Sa signification est aussi définie très fermement dans les circonstances russes. Donc le terme a un cadre de signification très strict. Mais il est également très utile pour tout autre pays qui se trouve sous le contrôle indirect ou en point de mire des intérêts américains.

Le concept n’a de sens que si l’on admet clairement et sans ambiguïté la confrontation radicale entre la Russie d’une part et les pays de l’OTAN et les États-Unis d’autre part. La confrontation, cependant, contrairement à la période soviétique, ne peut pas être décrite en termes idéologiques, puisque la Russie et les pays occidentaux sont des sociétés démocratiques avec un marché économique capitaliste et une idéologie essentiellement libérale (individualisme, société civile, liberté d’expression et de mouvement, de conscience, droits de l’homme, etc.). Même le modèle de confrontation Est / Ouest autour du christianisme qui détermine l’opposition de l’Empire russe orthodoxe et, plus tôt, la Russie de Moscou et l’Europe catholique-protestante, ne convient pas. Aujourd’hui, la Russie et les pays occidentaux sont des sociétés laïques.

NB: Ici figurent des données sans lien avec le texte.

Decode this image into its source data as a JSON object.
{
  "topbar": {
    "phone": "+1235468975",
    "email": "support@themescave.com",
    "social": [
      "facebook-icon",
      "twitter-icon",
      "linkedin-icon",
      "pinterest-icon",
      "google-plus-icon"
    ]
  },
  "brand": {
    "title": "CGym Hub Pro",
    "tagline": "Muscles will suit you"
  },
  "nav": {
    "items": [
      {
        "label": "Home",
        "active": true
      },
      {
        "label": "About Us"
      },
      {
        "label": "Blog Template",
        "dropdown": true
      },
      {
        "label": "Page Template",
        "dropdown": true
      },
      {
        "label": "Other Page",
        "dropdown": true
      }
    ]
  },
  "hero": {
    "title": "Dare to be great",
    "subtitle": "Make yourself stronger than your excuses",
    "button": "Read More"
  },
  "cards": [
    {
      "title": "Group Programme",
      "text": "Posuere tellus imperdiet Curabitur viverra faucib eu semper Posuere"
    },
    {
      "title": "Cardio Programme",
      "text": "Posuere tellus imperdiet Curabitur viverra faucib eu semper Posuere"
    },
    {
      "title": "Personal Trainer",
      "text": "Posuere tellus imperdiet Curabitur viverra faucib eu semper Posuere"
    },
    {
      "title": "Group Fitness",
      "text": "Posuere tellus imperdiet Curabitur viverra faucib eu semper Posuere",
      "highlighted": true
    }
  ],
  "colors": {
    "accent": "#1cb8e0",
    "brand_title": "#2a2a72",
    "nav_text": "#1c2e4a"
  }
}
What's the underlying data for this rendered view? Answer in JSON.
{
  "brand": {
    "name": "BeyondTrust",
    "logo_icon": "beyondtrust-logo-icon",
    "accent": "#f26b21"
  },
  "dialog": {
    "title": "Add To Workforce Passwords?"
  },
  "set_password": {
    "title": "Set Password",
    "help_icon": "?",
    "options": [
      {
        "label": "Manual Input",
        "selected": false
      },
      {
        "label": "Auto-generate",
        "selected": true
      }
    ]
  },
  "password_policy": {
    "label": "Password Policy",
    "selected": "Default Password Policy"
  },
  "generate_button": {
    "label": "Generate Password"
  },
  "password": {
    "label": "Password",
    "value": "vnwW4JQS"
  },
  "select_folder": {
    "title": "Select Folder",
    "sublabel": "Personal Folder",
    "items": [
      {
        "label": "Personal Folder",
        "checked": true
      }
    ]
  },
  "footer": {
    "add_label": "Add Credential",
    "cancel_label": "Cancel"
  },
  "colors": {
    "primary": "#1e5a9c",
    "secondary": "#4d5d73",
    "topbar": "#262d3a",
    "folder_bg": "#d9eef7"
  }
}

C’est pourquoi seule la géopolitique qui considère l’histoire comme un duel planétaire entre deux civilisations, celle de la mer (les pays occidentaux) et celle de la terre (Heartland, Russie), c’est-à-dire la Grande bataille des continents, est nécessaire pour déterminer la véritable nature de la confrontation. Dans ce cas, l’opposition des pouvoirs des différentes confessions chrétiennes avant la Révolution d’Octobre et après la guerre idéologique entre le socialisme et le capitalisme, puis l’expansion de l’OTAN vers l’Est dans les années 1990, sont différents moments d’un scénario géopolitique plus général qui met en lumière la contradiction permanente entre la Mer, avec ses systèmes basés sur le commerce (Carthage, Athènes, le Royaume-Uni), et la Terre, avec ses sociétés aux valeurs héroïques (Rome, Sparte, Russie). Après la fin de l’URSS, la vraie nature géopolitique de la confrontation est devenue évidente : l’ère de la géopolitique a commencé.

La géopolitique divise l’espace et les sociétés en districts selon des critères principaux : certaines terres, des comtés, des mouvements politiques et sociaux appartiennent à la civilisation de la mer, c’est-à-dire au monde occidental, à l’Empire du commerce de type colonial ; les autres font partie de la civilisation de la terre, les Empires des valeurs conservatrices. Les frontières divisent l’espace politique qui peuvent être en harmonie avec les frontières des pays ou elles peuvent les séparer par un choix de civilisation.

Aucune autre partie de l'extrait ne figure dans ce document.